If that's not the case, we try to detect and cache the function to use.
This seems better and more simple.
No, this isn’t what I suggested.
If (win8 && desktop) || win10 New func, statically Elif !desktop Old func, statically Else Runtime init Endif
In windows 8 store apps, the new function isn’t available. It only became available to store apps in win 10.
Thanks, this looks ok to me.
libcxx/src/chrono.cpp | ||
---|---|---|
93 | Technically, the version bit of _WIN32_WINNT >= _WIN32_WINNT_WIN8 && !WINAPI_FAMILY_PARTITION(WINAPI_PARTITION_DESKTOP) is redundant, it’s enough to just check the family. (There’s no non-desktop for pre-win8.) |
Oh, also: This will still need approval from libcxx approves, I’m not one of them.
But in the meantime, what git author line do you want for the commit, I.e. “Real Name <email@address>“?

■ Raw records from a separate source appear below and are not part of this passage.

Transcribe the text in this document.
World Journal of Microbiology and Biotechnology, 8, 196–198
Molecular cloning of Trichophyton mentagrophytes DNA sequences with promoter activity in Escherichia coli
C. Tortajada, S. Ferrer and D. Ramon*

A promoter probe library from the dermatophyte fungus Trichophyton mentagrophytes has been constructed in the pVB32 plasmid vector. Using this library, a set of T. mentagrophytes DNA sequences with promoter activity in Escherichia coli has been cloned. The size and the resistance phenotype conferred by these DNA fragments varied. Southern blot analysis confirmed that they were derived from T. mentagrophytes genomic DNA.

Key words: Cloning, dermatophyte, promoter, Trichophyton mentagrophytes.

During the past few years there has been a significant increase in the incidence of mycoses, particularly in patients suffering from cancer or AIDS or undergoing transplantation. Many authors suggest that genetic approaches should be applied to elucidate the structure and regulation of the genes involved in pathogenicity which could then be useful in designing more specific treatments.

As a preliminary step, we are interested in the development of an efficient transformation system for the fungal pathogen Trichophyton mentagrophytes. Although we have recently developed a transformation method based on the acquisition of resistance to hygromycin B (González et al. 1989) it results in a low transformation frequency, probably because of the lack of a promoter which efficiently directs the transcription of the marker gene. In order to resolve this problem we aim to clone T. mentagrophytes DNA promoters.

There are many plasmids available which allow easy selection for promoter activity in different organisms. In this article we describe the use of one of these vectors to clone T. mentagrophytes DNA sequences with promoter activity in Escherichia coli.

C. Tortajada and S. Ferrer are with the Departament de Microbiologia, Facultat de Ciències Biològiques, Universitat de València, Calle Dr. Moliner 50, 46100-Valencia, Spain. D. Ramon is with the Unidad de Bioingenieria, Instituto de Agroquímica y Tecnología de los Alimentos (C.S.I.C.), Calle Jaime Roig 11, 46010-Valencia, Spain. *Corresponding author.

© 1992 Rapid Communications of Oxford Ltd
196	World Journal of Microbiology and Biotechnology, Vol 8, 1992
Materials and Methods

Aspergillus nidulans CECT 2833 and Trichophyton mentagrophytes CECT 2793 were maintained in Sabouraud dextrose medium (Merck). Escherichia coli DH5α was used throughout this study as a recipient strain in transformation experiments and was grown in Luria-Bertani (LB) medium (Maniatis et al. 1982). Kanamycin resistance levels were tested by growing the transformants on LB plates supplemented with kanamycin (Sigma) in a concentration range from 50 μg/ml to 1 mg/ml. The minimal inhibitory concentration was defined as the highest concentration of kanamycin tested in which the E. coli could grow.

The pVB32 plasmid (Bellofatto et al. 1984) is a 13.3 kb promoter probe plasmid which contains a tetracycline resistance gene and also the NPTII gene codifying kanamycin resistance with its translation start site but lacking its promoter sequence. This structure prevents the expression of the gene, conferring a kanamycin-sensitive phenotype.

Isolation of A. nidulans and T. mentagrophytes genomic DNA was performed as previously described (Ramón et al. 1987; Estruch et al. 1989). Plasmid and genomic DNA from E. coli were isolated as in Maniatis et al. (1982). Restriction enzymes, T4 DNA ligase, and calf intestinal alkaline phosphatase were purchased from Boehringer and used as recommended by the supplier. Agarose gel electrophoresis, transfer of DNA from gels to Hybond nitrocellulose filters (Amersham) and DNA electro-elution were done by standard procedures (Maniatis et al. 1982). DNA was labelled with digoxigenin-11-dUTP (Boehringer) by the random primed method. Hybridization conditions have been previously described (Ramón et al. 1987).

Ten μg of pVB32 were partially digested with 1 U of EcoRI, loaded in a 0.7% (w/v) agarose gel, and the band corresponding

Please do clang-format the patch as well.
libcxx/src/chrono.cpp | ||
---|---|---|
68 | Can you change this to GetFileTimePreciseAsFileTimePtr? I think that FP is a bit too terse, and confusing within the standard library implementation. I think that a using alias may be nicer. |
libcxx/src/chrono.cpp | ||
---|---|---|
93 | If you're updating the patch still, could you also remove the _WIN32_WINNT >= _WIN32_WINNT_WIN8 && part from this (the !desktop) condition as I requested? |
LGTM, but the only question I have is whether we should initialize this at file scope so as to avoid a function-local static? As it stands, we're going to be checking whether the function-local static is initialized every time we enter the function, which seems undesirable for a function like system_clock::now().
Thanks, that’s a good point. Initially I was about to respond that it’s a tradeoff between startup time and runtime - but I guess libc++ has a fair number of global startup constructors anyway, so it’s probably not a big deal anyway.
However - as the initialization order of global constructors is undefined, wouldn’t it be an issue if it’s used from a constructor in user code?
We could use the init_priority attribute to enforce that this static is initialized before other statics. Either way works for me.
Oh, right, we have a neat macro for that already (_LIBCPP_INIT_PRIORITY_MAX), that’s probably the best solution. Thanks!
I'll update the patch with a version that initializes the function pointer once at library init, with _LIBCPP_INIT_PRIORITY_MAX, to avoid any extra runtime synchronization overhead when calling the function.
Moved the function pointer initialization to file scope, to avoid needing synchronization when accessing it on each call. I had to change the plain function into a class with constructor, to be able to use _LIBCPP_INIT_PRIORITY_MAX.
I'll go ahead and push this (with the original author as git author) after the CI passes.
Can you change this to GetFileTimePreciseAsFileTimePtr? I think that FP is a bit too terse, and confusing within the standard library implementation. I think that a using alias may be nicer.